La parabole du Bon Samaritain (Luc 10, 25-37) éclaire cette hypocrisie. Jésus enseigne que l’amour véritable ne peut se limiter à des principes abstraits ou à des cas isolés. Il exige de reconnaître, secourir et défendre concrètement la vie blessée, visible et présente, sans discrimination ni calcul politique. Affirmer aimer la vie dans l’intimité d’un ventre maternel tout en ignorant la souffrance massive causée par la guerre, la famine ou l’esclavage historique, c’est littéralement aimer ce qu’on ne voit pas et fermer les yeux sur ce qu’on voit. Ce décalage moral est un échec éthique majeur, qui jette une ombre sur la légitimité morale que l’Église prétend incarner.

Pour retrouver une véritable crédibilité morale, l’Église doit rompre avec ce double langage et dénoncer sans concession toutes les formes d’injustice, de violence et de mort : l’avortement comme la guerre, l’euthanasie comme le commerce des armes, la violence individuelle comme la violence structurelle. Le Concile Vatican II en appelait déjà à une telle cohérence dans Gaudium et Spes : « L’Église condamne toute forme d’injustice et d’oppression, et appelle à la paix et à la justice entre les peuples » (GS 78). L’engagement prophétique chrétien ne peut se réduire à une défense fragmentée de la vie. Il doit embrasser toutes ses dimensions, privées comme publiques, intimes comme collectives.

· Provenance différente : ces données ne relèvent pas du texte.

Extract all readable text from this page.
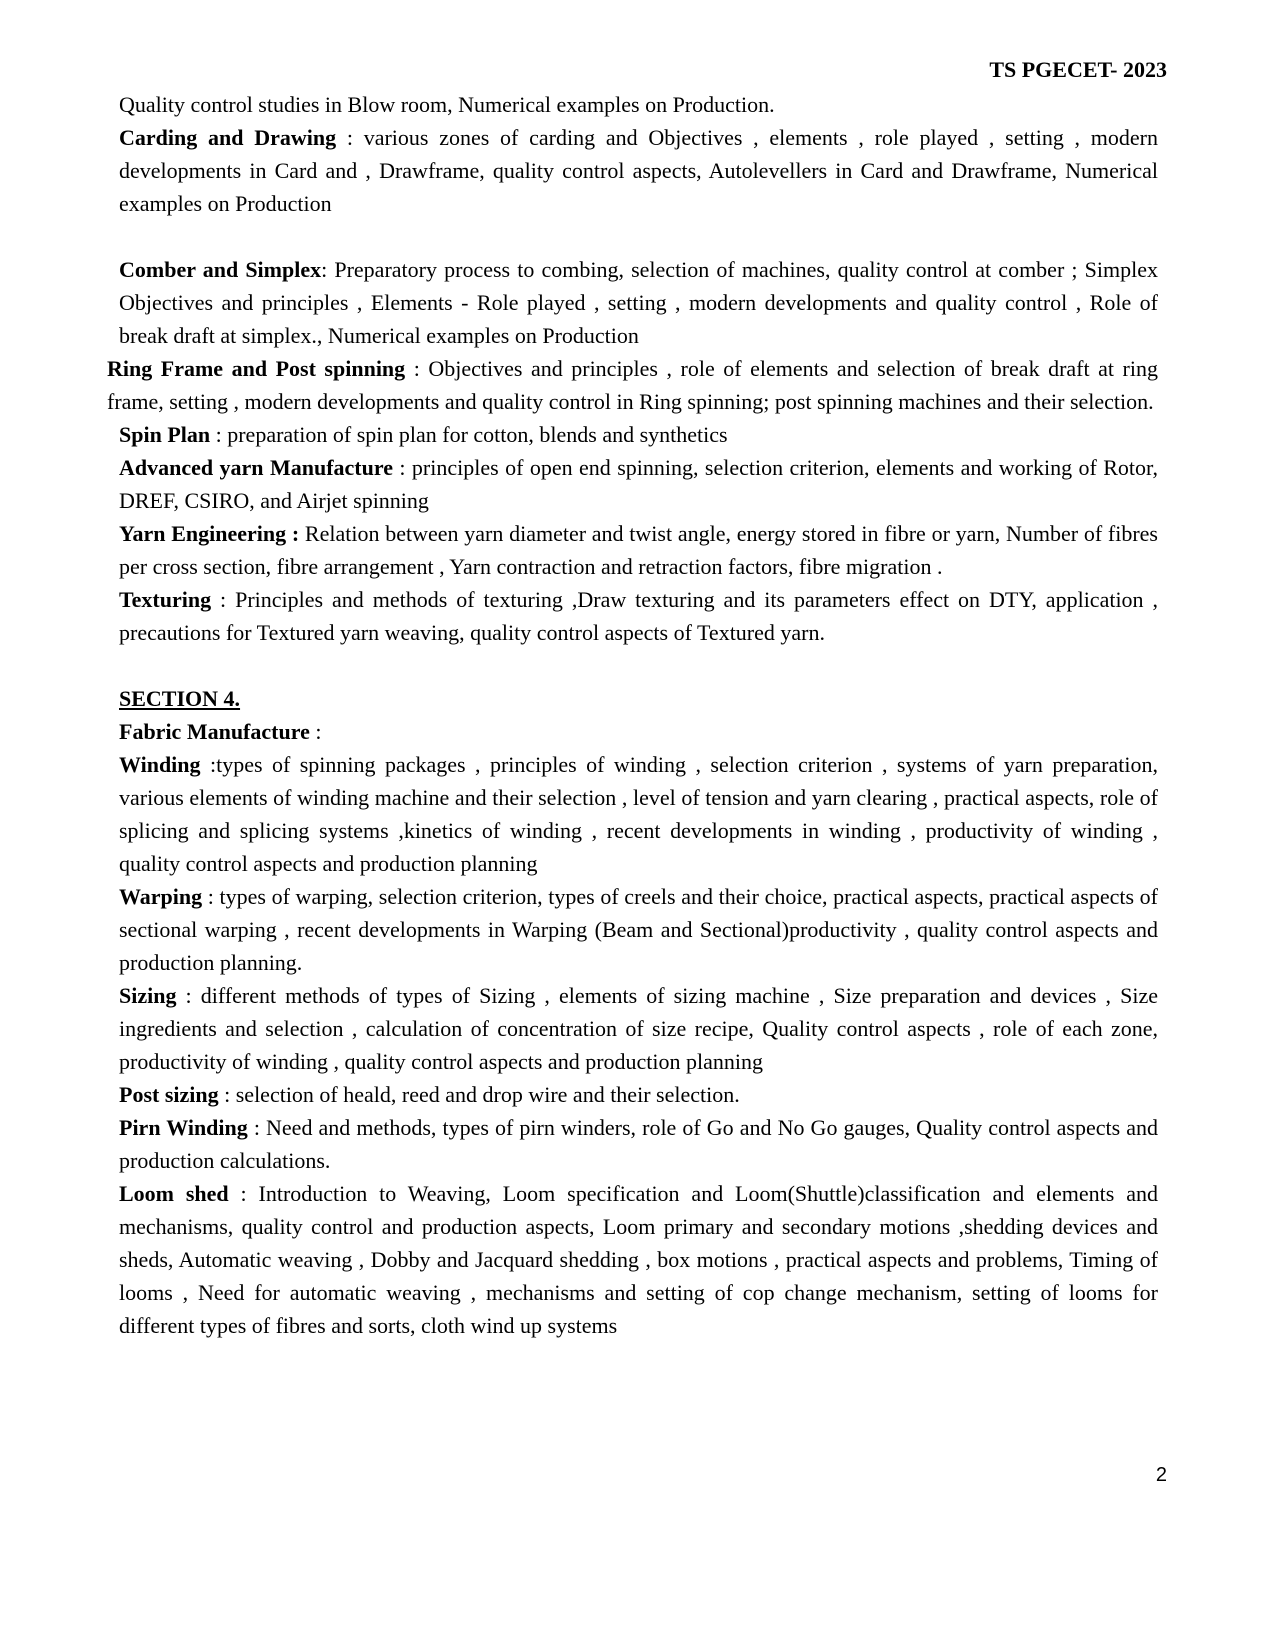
TS PGECET- 2023

Quality control studies in Blow room, Numerical examples on Production.

Carding and Drawing : various zones of carding and Objectives , elements , role played , setting , modern developments in Card and , Drawframe, quality control aspects, Autolevellers in Card and Drawframe, Numerical examples on Production

Comber and Simplex: Preparatory process to combing, selection of machines, quality control at comber ; Simplex Objectives and principles , Elements - Role played , setting , modern developments and quality control , Role of break draft at simplex., Numerical examples on Production

Ring Frame and Post spinning : Objectives and principles , role of elements and selection of break draft at ring frame, setting , modern developments and quality control in Ring spinning; post spinning machines and their selection.

Spin Plan : preparation of spin plan for cotton, blends and synthetics

Advanced yarn Manufacture : principles of open end spinning, selection criterion, elements and working of Rotor, DREF, CSIRO, and Airjet spinning

Yarn Engineering : Relation between yarn diameter and twist angle, energy stored in fibre or yarn, Number of fibres per cross section, fibre arrangement , Yarn contraction and retraction factors, fibre migration .

Texturing : Principles and methods of texturing ,Draw texturing and its parameters effect on DTY, application , precautions for Textured yarn weaving, quality control aspects of Textured yarn.

SECTION 4.

Fabric Manufacture :

Winding :types of spinning packages , principles of winding , selection criterion , systems of yarn preparation, various elements of winding machine and their selection , level of tension and yarn clearing , practical aspects, role of splicing and splicing systems ,kinetics of winding , recent developments in winding , productivity of winding , quality control aspects and production planning

Warping : types of warping, selection criterion, types of creels and their choice, practical aspects, practical aspects of sectional warping , recent developments in Warping (Beam and Sectional)productivity , quality control aspects and production planning.

Sizing : different methods of types of Sizing , elements of sizing machine , Size preparation and devices , Size ingredients and selection , calculation of concentration of size recipe, Quality control aspects , role of each zone, productivity of winding , quality control aspects and production planning

Post sizing : selection of heald, reed and drop wire and their selection.

Pirn Winding : Need and methods, types of pirn winders, role of Go and No Go gauges, Quality control aspects and production calculations.

Loom shed : Introduction to Weaving, Loom specification and Loom(Shuttle)classification and elements and mechanisms, quality control and production aspects, Loom primary and secondary motions ,shedding devices and sheds, Automatic weaving , Dobby and Jacquard shedding , box motions , practical aspects and problems, Timing of looms , Need for automatic weaving , mechanisms and setting of cop change mechanism, setting of looms for different types of fibres and sorts, cloth wind up systems

2
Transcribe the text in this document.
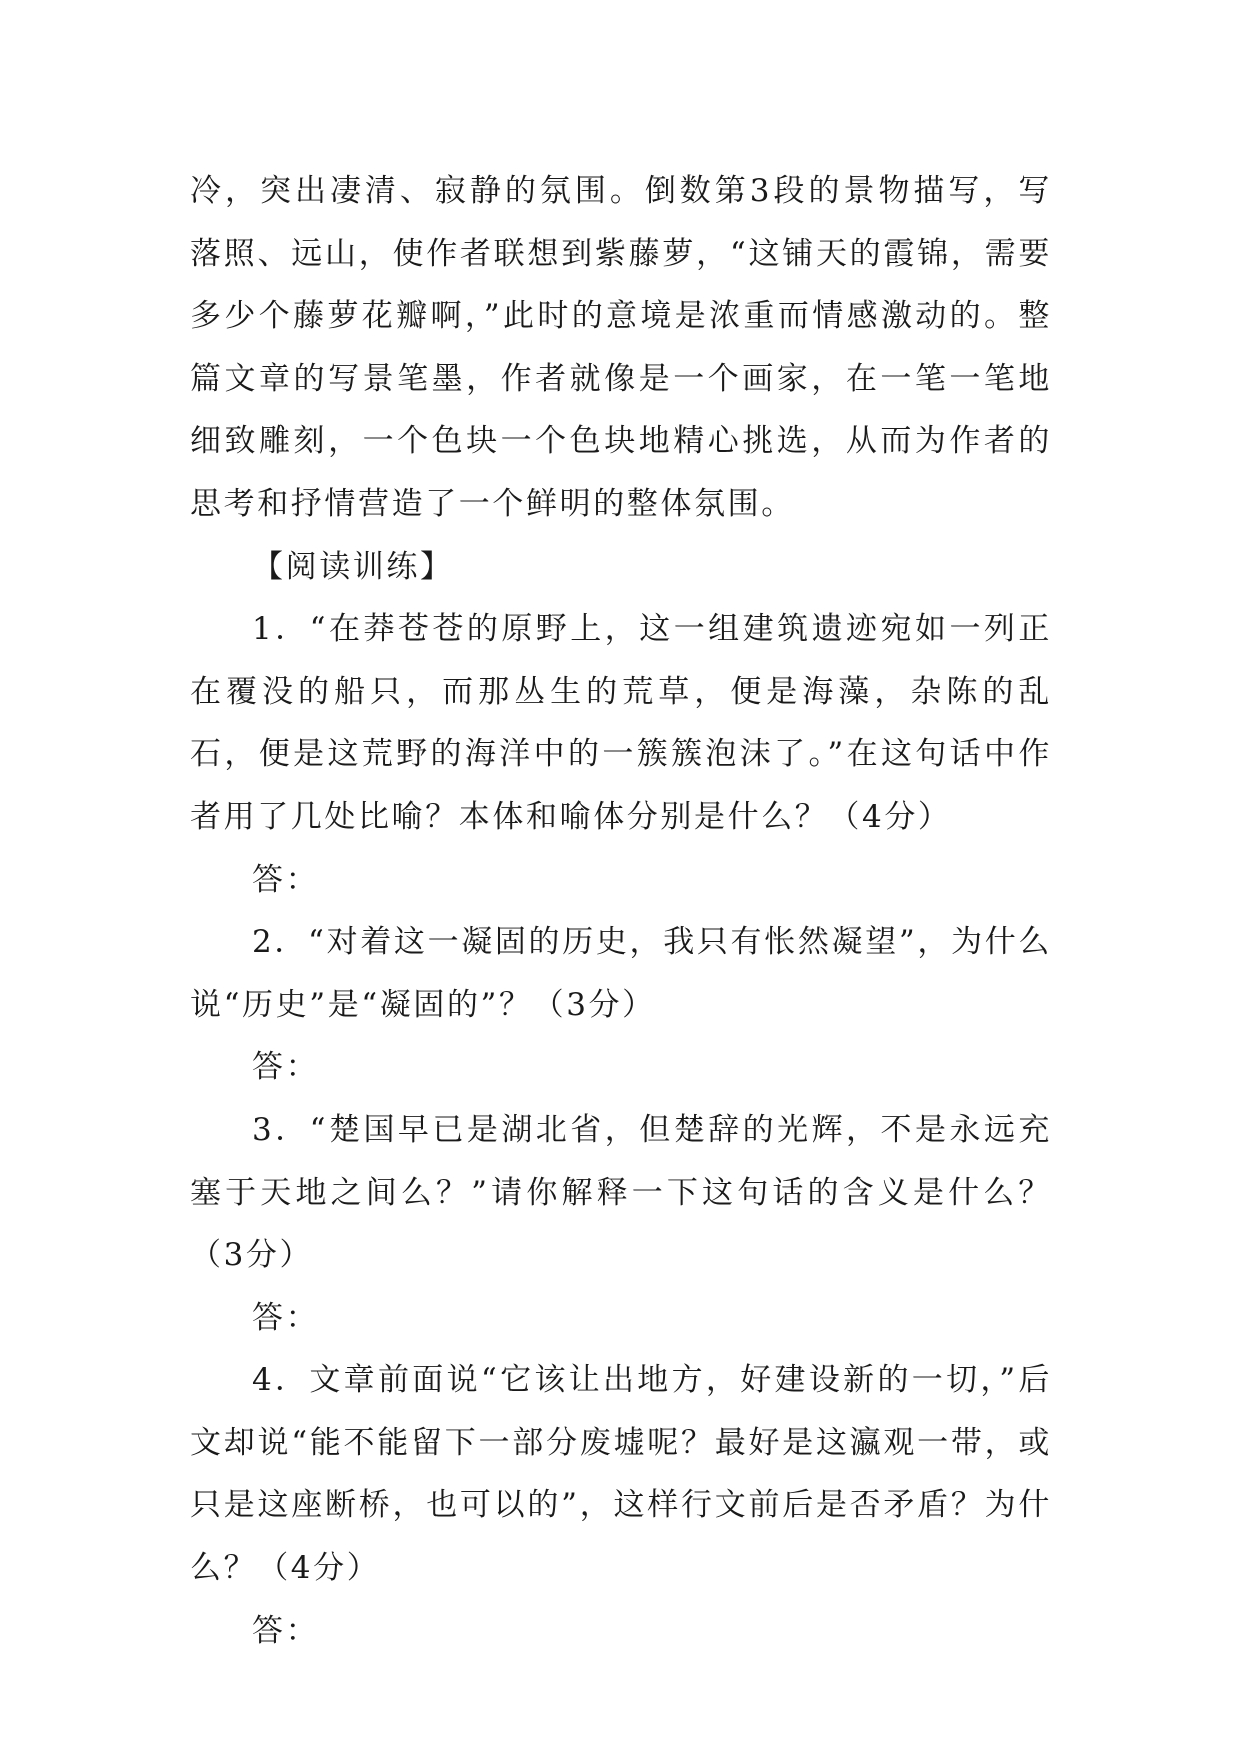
冷，突出凄清、寂静的氛围。倒数第3段的景物描写，写落照、远山，使作者联想到紫藤萝，“这铺天的霞锦，需要多少个藤萝花瓣啊，”此时的意境是浓重而情感激动的。整篇文章的写景笔墨，作者就像是一个画家，在一笔一笔地细致雕刻，一个色块一个色块地精心挑选，从而为作者的思考和抒情营造了一个鲜明的整体氛围。

【阅读训练】

1．“在莽苍苍的原野上，这一组建筑遗迹宛如一列正在覆没的船只，而那丛生的荒草，便是海藻，杂陈的乱石，便是这荒野的海洋中的一簇簇泡沫了。”在这句话中作者用了几处比喻？本体和喻体分别是什么？（4分）

答：

2．“对着这一凝固的历史，我只有怅然凝望”，为什么说“历史”是“凝固的”？（3分）

答：

3．“楚国早已是湖北省，但楚辞的光辉，不是永远充塞于天地之间么？”请你解释一下这句话的含义是什么？（3分）

答：

4．文章前面说“它该让出地方，好建设新的一切，”后文却说“能不能留下一部分废墟呢？最好是这瀛观一带，或只是这座断桥，也可以的”，这样行文前后是否矛盾？为什么？（4分）

答：
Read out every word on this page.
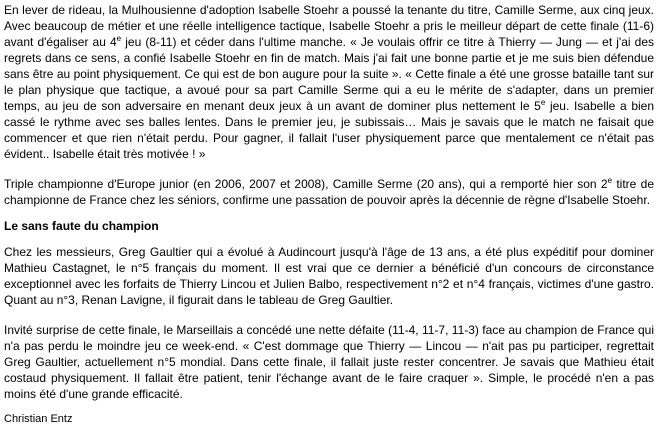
En lever de rideau, la Mulhousienne d'adoption Isabelle Stoehr a poussé la tenante du titre, Camille Serme, aux cinq jeux. Avec beaucoup de métier et une réelle intelligence tactique, Isabelle Stoehr a pris le meilleur départ de cette finale (11-6) avant d'égaliser au 4e jeu (8-11) et céder dans l'ultime manche. « Je voulais offrir ce titre à Thierry — Jung — et j'ai des regrets dans ce sens, a confié Isabelle Stoehr en fin de match. Mais j'ai fait une bonne partie et je me suis bien défendue sans être au point physiquement. Ce qui est de bon augure pour la suite ». « Cette finale a été une grosse bataille tant sur le plan physique que tactique, a avoué pour sa part Camille Serme qui a eu le mérite de s'adapter, dans un premier temps, au jeu de son adversaire en menant deux jeux à un avant de dominer plus nettement le 5e jeu. Isabelle a bien cassé le rythme avec ses balles lentes. Dans le premier jeu, je subissais… Mais je savais que le match ne faisait que commencer et que rien n'était perdu. Pour gagner, il fallait l'user physiquement parce que mentalement ce n'était pas évident.. Isabelle était très motivée ! »

Triple championne d'Europe junior (en 2006, 2007 et 2008), Camille Serme (20 ans), qui a remporté hier son 2e titre de championne de France chez les séniors, confirme une passation de pouvoir après la décennie de règne d'Isabelle Stoehr.

Le sans faute du champion

Chez les messieurs, Greg Gaultier qui a évolué à Audincourt jusqu'à l'âge de 13 ans, a été plus expéditif pour dominer Mathieu Castagnet, le n°5 français du moment. Il est vrai que ce dernier a bénéficié d'un concours de circonstance exceptionnel avec les forfaits de Thierry Lincou et Julien Balbo, respectivement n°2 et n°4 français, victimes d'une gastro. Quant au n°3, Renan Lavigne, il figurait dans le tableau de Greg Gaultier.

Invité surprise de cette finale, le Marseillais a concédé une nette défaite (11-4, 11-7, 11-3) face au champion de France qui n'a pas perdu le moindre jeu ce week-end. « C'est dommage que Thierry — Lincou — n'ait pas pu participer, regrettait Greg Gaultier, actuellement n°5 mondial. Dans cette finale, il fallait juste rester concentrer. Je savais que Mathieu était costaud physiquement. Il fallait être patient, tenir l'échange avant de le faire craquer ». Simple, le procédé n'en a pas moins été d'une grande efficacité.

Christian Entz
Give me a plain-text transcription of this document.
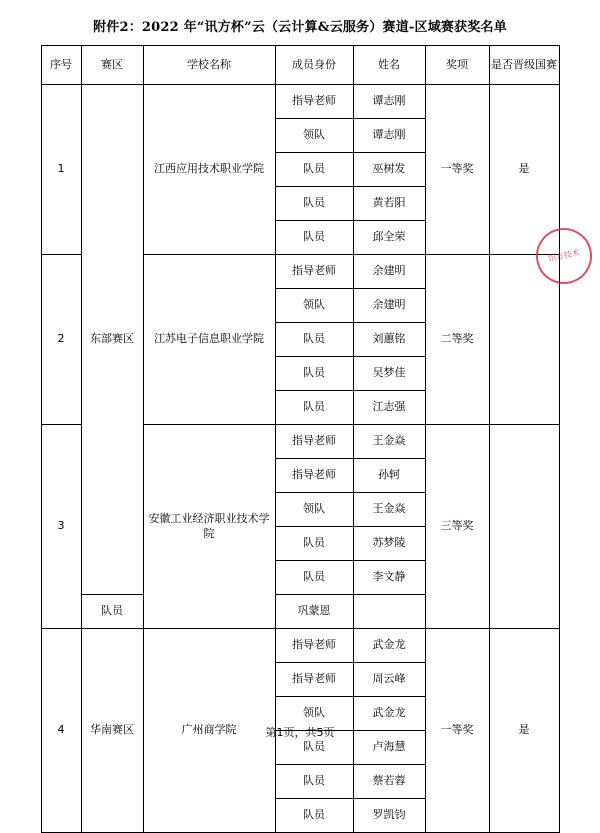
附件2：2022 年“讯方杯”云（云计算&云服务）赛道-区域赛获奖名单
序号	赛区	学校名称	成员身份	姓名	奖项	是否晋级国赛
1	东部赛区	江西应用技术职业学院	指导老师	谭志刚	一等奖	是
			领队	谭志刚		
			队员	巫树发		
			队员	黄若阳		
			队员	邱全荣		
2		江苏电子信息职业学院	指导老师	余建明	二等奖	
			领队	余建明		
			队员	刘蕙铭		
			队员	吴梦佳		
			队员	江志强		
3		安徽工业经济职业技术学院	指导老师	王金焱	三等奖	
			指导老师	孙轲		
			领队	王金焱		
			队员	苏梦陵		
			队员	李文静		
	队员		巩蒙恩			
4	华南赛区	广州商学院	指导老师	武金龙	一等奖	是
			指导老师	周云峰		
			领队	武金龙		
			队员	卢海慧		
			队员	蔡若蓉		
			队员	罗凯钧		
讯方技术
第1页，共5页
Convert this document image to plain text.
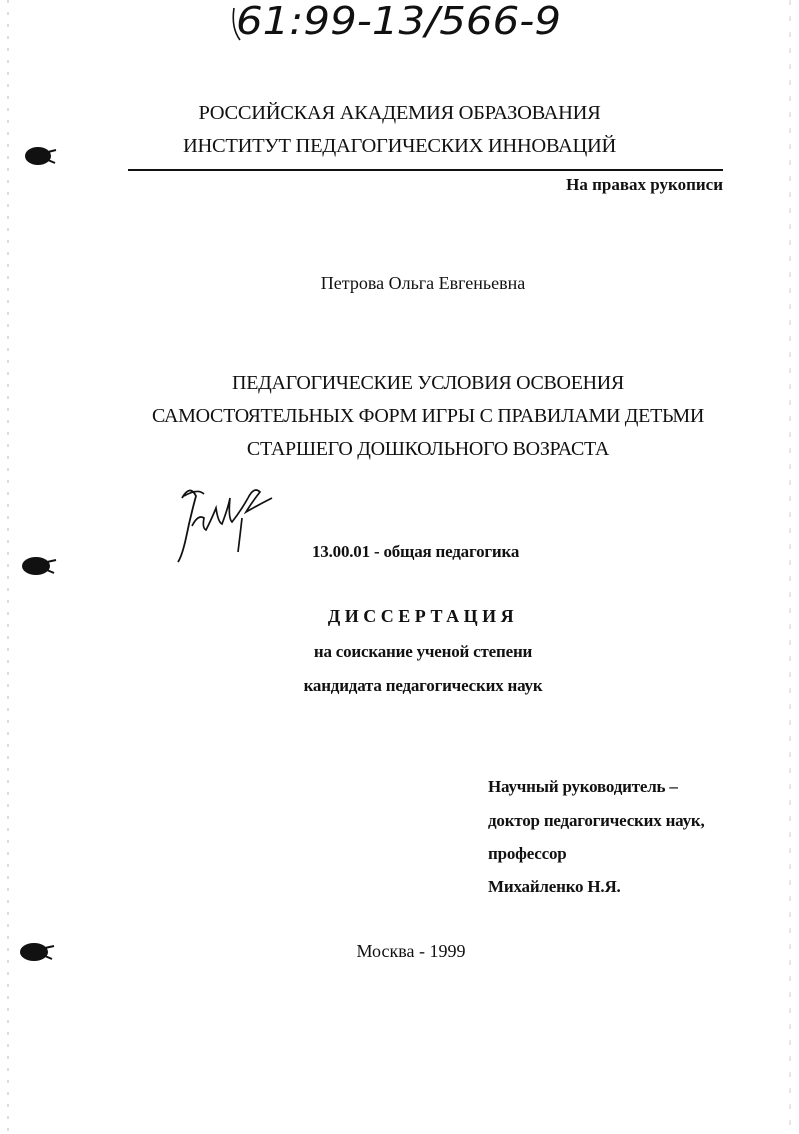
61:99-13/566-9
РОССИЙСКАЯ АКАДЕМИЯ ОБРАЗОВАНИЯ
ИНСТИТУТ ПЕДАГОГИЧЕСКИХ ИННОВАЦИЙ
На правах рукописи
Петрова Ольга Евгеньевна
ПЕДАГОГИЧЕСКИЕ УСЛОВИЯ ОСВОЕНИЯ
САМОСТОЯТЕЛЬНЫХ ФОРМ ИГРЫ С ПРАВИЛАМИ ДЕТЬМИ
СТАРШЕГО ДОШКОЛЬНОГО ВОЗРАСТА
13.00.01 - общая педагогика
ДИССЕРТАЦИЯ
на соискание ученой степени
кандидата педагогических наук
Научный руководитель –
доктор педагогических наук,
профессор
Михайленко Н.Я.
Москва - 1999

En conclusion, la légitimité morale de l’Église catholique sur la vie ne peut être crédible que si elle adopte une éthique intégrale, dénonçant avec la même force toutes les formes d’injustice et de mort. De même, l’État français doit assumer pleinement sa laïcité et promouvoir une éthique publique cohérente, libre des influences partisanes et capable d’affronter avec courage les défis moraux du monde contemporain. Sans cela, le double langage et les silences coupables continueront de miner la confiance des citoyens et de fragiliser le débat démocratique autour des questions essentielles de la vie humaine.